Lets say those are each a column in a database (or Excel) and I have 1000 rows of data (so 5000 total values). I need to create an equation that solves for "b". How do I go about doing this? Excel will do it based on a collection of just x and y values, but I don t know if Excel goes higher than two variables? Does it? If so, how do I do that? DO NOT ASSUME THAT THIS IS A LINEAR EQUATION.

2. ## How do I apply multivariate regression to my dataset to formulate an equation

Say I have the following arbitrary dataset. I want to create an equation that solves for 'b'

 x y z a b 5 1.2 20 13 5.6 6.2 1.6 16 15 4.5 6 1.3 18 12 4.9 5.8 1.7 21 12 6.3

How do I go about doing this? Excel will do it based on a collection of just x and y values (using linear or non-linear regression), but I don't know if Excel goes higher than two variables? Does it? If so, how do I do that?

Are there any known calculators where you give it a dataset and it spits you out an equation??

DO NOT ASSUME THAT THIS IS A LINEAR EQUATION.

3. Excel's Data Analysis Tool Pack will do Multiple LINEAR Regression for you.

Excel is sufficiently flexible that you can design any sort of thing you like.

We're really about Math Students, here. The least you can do is show us YOUR work, rather than expecting us to be free consultants.

4. There are infinitely many equations that will reproduce your data.
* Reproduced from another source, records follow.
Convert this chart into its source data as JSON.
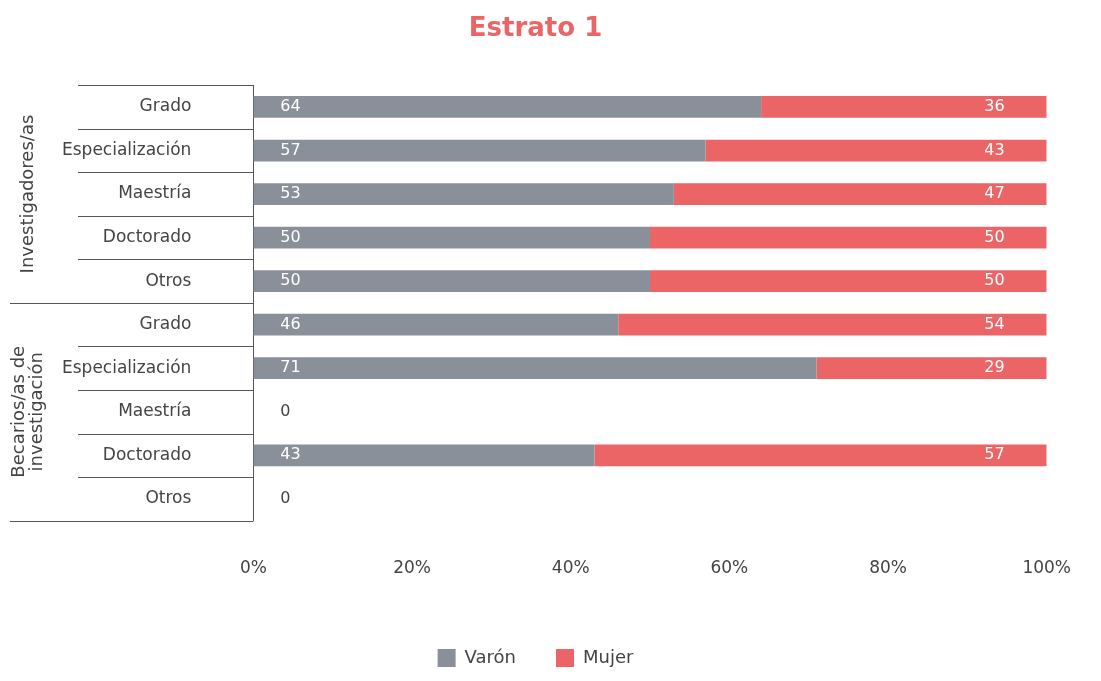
{
  "chart_data": {
    "type": "bar",
    "orientation": "horizontal",
    "stacked": true,
    "title": "Estrato 1",
    "categories": [
      "Grado",
      "Especialización",
      "Maestría",
      "Doctorado",
      "Otros",
      "Grado",
      "Especialización",
      "Maestría",
      "Doctorado",
      "Otros"
    ],
    "series": [
      {
        "name": "Varón",
        "color": "#8a9099",
        "values": [
          64,
          57,
          53,
          50,
          50,
          46,
          71,
          0,
          43,
          0
        ],
        "value_labels": [
          "64",
          "57",
          "53",
          "50",
          "50",
          "46",
          "71",
          "0",
          "43",
          "0"
        ]
      },
      {
        "name": "Mujer",
        "color": "#eb6566",
        "values": [
          36,
          43,
          47,
          50,
          50,
          54,
          29,
          null,
          57,
          null
        ],
        "value_labels": [
          "36",
          "43",
          "47",
          "50",
          "50",
          "54",
          "29",
          null,
          "57",
          null
        ]
      }
    ],
    "xlim": [
      0,
      100
    ],
    "xticks": [
      {
        "value": 0,
        "label": "0%"
      },
      {
        "value": 20,
        "label": "20%"
      },
      {
        "value": 40,
        "label": "40%"
      },
      {
        "value": 60,
        "label": "60%"
      },
      {
        "value": 80,
        "label": "80%"
      },
      {
        "value": 100,
        "label": "100%"
      }
    ],
    "annotations": [
      "Investigadores/as",
      "Becarios/as de investigación"
    ],
    "grid": false,
    "legend": "bottom"
  }
}
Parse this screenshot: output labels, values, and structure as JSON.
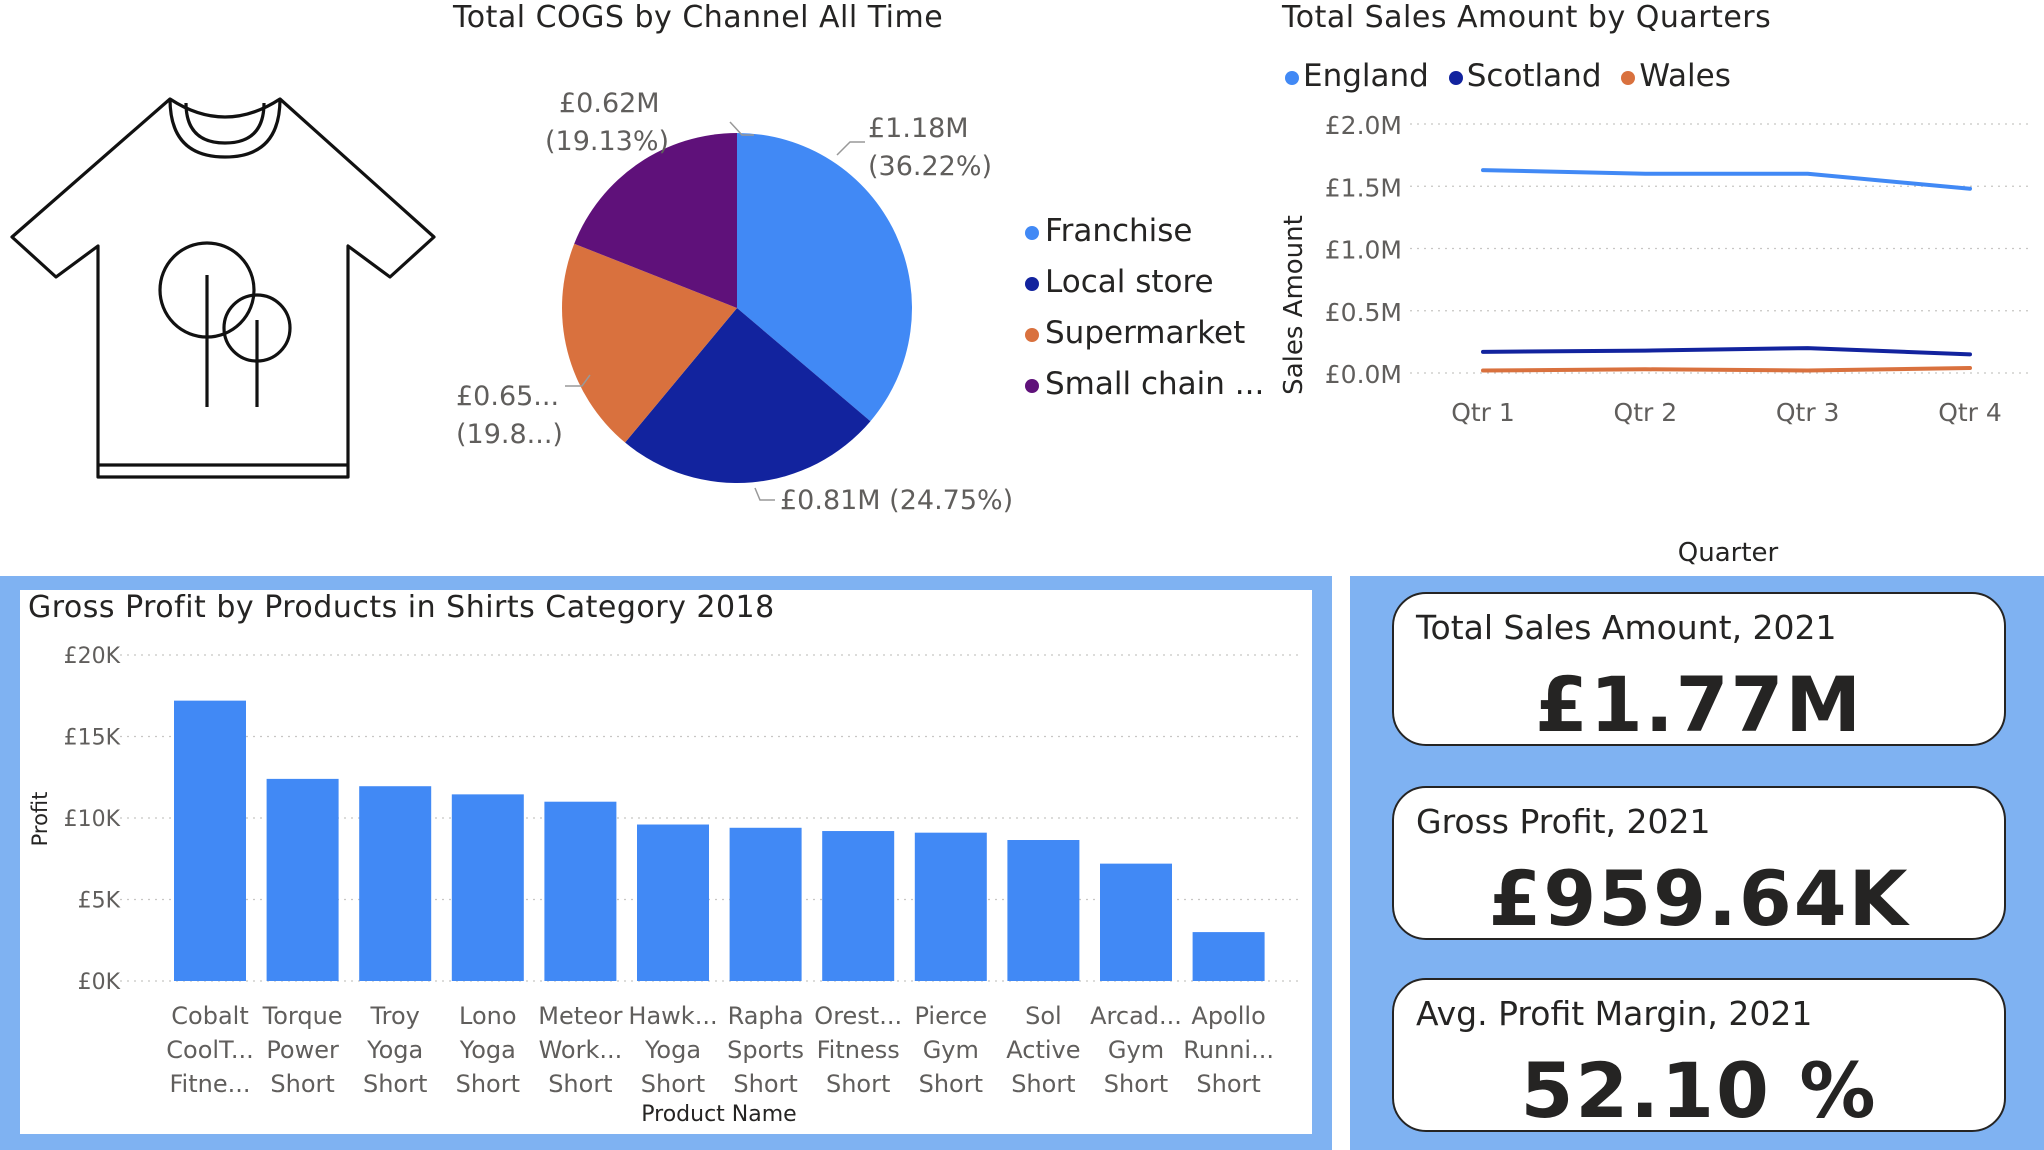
{
  "colors": {
    "blue": "#4189f5",
    "navy": "#12239e",
    "orange": "#d9713e",
    "purple": "#5f117a",
    "panel_blue": "#7fb2f2"
  },
  "icon": "t-shirt-with-trees-icon",
  "pie": {
    "title": "Total COGS by Channel All Time",
    "legend": [
      "Franchise",
      "Local store",
      "Supermarket",
      "Small chain ..."
    ],
    "labels": [
      {
        "value": "£1.18M",
        "pct": "(36.22%)"
      },
      {
        "value": "£0.81M (24.75%)",
        "pct": ""
      },
      {
        "value": "£0.65...",
        "pct": "(19.8...)"
      },
      {
        "value": "£0.62M",
        "pct": "(19.13%)"
      }
    ]
  },
  "line": {
    "title": "Total Sales Amount by Quarters",
    "legend": [
      "England",
      "Scotland",
      "Wales"
    ],
    "ylabel": "Sales Amount",
    "xlabel": "Quarter",
    "yticks": [
      "£0.0M",
      "£0.5M",
      "£1.0M",
      "£1.5M",
      "£2.0M"
    ],
    "xticks": [
      "Qtr 1",
      "Qtr 2",
      "Qtr 3",
      "Qtr 4"
    ]
  },
  "bar": {
    "title": "Gross Profit by Products in Shirts Category 2018",
    "ylabel": "Profit",
    "xlabel": "Product Name",
    "yticks": [
      "£0K",
      "£5K",
      "£10K",
      "£15K",
      "£20K"
    ],
    "product_labels": [
      [
        "Cobalt",
        "CoolT...",
        "Fitne..."
      ],
      [
        "Torque",
        "Power",
        "Short"
      ],
      [
        "Troy",
        "Yoga",
        "Short"
      ],
      [
        "Lono",
        "Yoga",
        "Short"
      ],
      [
        "Meteor",
        "Work...",
        "Short"
      ],
      [
        "Hawk...",
        "Yoga",
        "Short"
      ],
      [
        "Rapha",
        "Sports",
        "Short"
      ],
      [
        "Orest...",
        "Fitness",
        "Short"
      ],
      [
        "Pierce",
        "Gym",
        "Short"
      ],
      [
        "Sol",
        "Active",
        "Short"
      ],
      [
        "Arcad...",
        "Gym",
        "Short"
      ],
      [
        "Apollo",
        "Runni...",
        "Short"
      ]
    ]
  },
  "kpis": [
    {
      "label": "Total Sales Amount, 2021",
      "value": "£1.77M"
    },
    {
      "label": "Gross Profit, 2021",
      "value": "£959.64K"
    },
    {
      "label": "Avg. Profit Margin, 2021",
      "value": "52.10 %"
    }
  ],
  "chart_data": [
    {
      "type": "pie",
      "title": "Total COGS by Channel All Time",
      "categories": [
        "Franchise",
        "Local store",
        "Supermarket",
        "Small chain ..."
      ],
      "values": [
        1.18,
        0.81,
        0.65,
        0.62
      ],
      "percentages": [
        36.22,
        24.75,
        19.8,
        19.13
      ],
      "unit": "£M",
      "legend": "right"
    },
    {
      "type": "line",
      "title": "Total Sales Amount by Quarters",
      "xlabel": "Quarter",
      "ylabel": "Sales Amount",
      "categories": [
        "Qtr 1",
        "Qtr 2",
        "Qtr 3",
        "Qtr 4"
      ],
      "ylim": [
        0,
        2.0
      ],
      "unit": "£M",
      "series": [
        {
          "name": "England",
          "values": [
            1.63,
            1.6,
            1.6,
            1.48
          ]
        },
        {
          "name": "Scotland",
          "values": [
            0.17,
            0.18,
            0.2,
            0.15
          ]
        },
        {
          "name": "Wales",
          "values": [
            0.02,
            0.03,
            0.02,
            0.04
          ]
        }
      ],
      "grid": true,
      "legend": "top-left"
    },
    {
      "type": "bar",
      "title": "Gross Profit by Products in Shirts Category 2018",
      "xlabel": "Product Name",
      "ylabel": "Profit",
      "categories": [
        "Cobalt CoolT... Fitne...",
        "Torque Power Short",
        "Troy Yoga Short",
        "Lono Yoga Short",
        "Meteor Work... Short",
        "Hawk... Yoga Short",
        "Rapha Sports Short",
        "Orest... Fitness Short",
        "Pierce Gym Short",
        "Sol Active Short",
        "Arcad... Gym Short",
        "Apollo Runni... Short"
      ],
      "values": [
        17200,
        12400,
        11950,
        11450,
        11000,
        9600,
        9400,
        9200,
        9100,
        8650,
        7200,
        3000
      ],
      "ylim": [
        0,
        20000
      ],
      "unit": "£",
      "grid": true
    }
  ]
}
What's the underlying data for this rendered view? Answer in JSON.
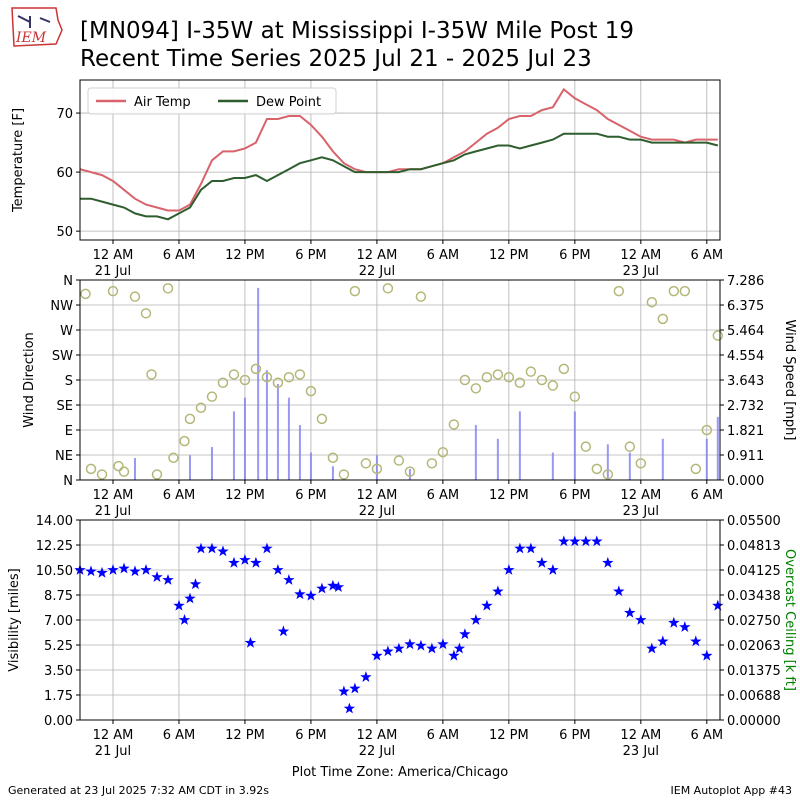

No finite number of values will fully define "an equation" without ambiguity.

5. Originally Posted by tkhunny
There are infinitely many equations that will reproduce your data. No finite number of values will fully define "an equation" without ambiguity.
I understand this. So I need an equation that "best fits" my data within some small margin of error. I'm not expecting it to be perfect.

6. 1) "solves for" means you DO want it to be exact. More precise language is always helpful.
2) You must formulate some sort of model. Where do the data come from? What sort of model might be appropriate? Are there ANY known relationships? How sure are you that all your variables are independent? Are there linear relationships or are they ALL nonlinear? A scatter plot of 'a' vs 'b' might suggest a linear relationship.
3) Are there any dependencies inside a single variable?
4) Excel does just fine with Multiple-LINEAR Regression. It's in the Data Analysis Tool Pack. p-values and everything.
5) Sometimes, you can make non-linear relationships linear by applying a logarithm or square root transformation. There are other sorts of transformations. Can you see any opportunities for transformations?
6) What sort of nonlinear relationships are you anticipating or imagining? Just polynomials of order higher than one (1)? Reciprocals? Rational Functions? Trig Functions? Logistics?
7) Ever hear of "R"? You can pursue any sort of GLM with enough R experience. https://www.r-project.org/about.html To be honest, you'll probably need more data to get very far.
8) Is this a student problem, a personal exploration, or maybe a business requirement? Purpose and audience are just as important as methods.

We're happy to help, but you have to show your work and give us something to go on. We all have opinions on how one might proceed, but if we are going to get YOUR views that lead to YOUR personal solution, you will have to offer up quite a bit more information.

7. Just noticed that you might find something with f(x+y+z+a) = b. It's not a GREAT linear relationship between the sum and the 'b', but it might be some place to start.

It actually gets a little better if you Square the Sums, f((x+y+z+a)^2).

The sum of the squares is even better! f(x^2 + y^2 + z^2 + a^2).

Plenty of nonlinear interactions in all of that.

Really, though, you're not going to get very far with this VERY TINY dataset.

8. My dataset is actually about 4.6 million rows of data.

Recording these data points actually turned out to not be an accurate way to solve my ultimate problem. Because after digging deeper I found I had even more variables.

Instead, I decided to go the physics route. It was complex physics, but it ended up solving my problem.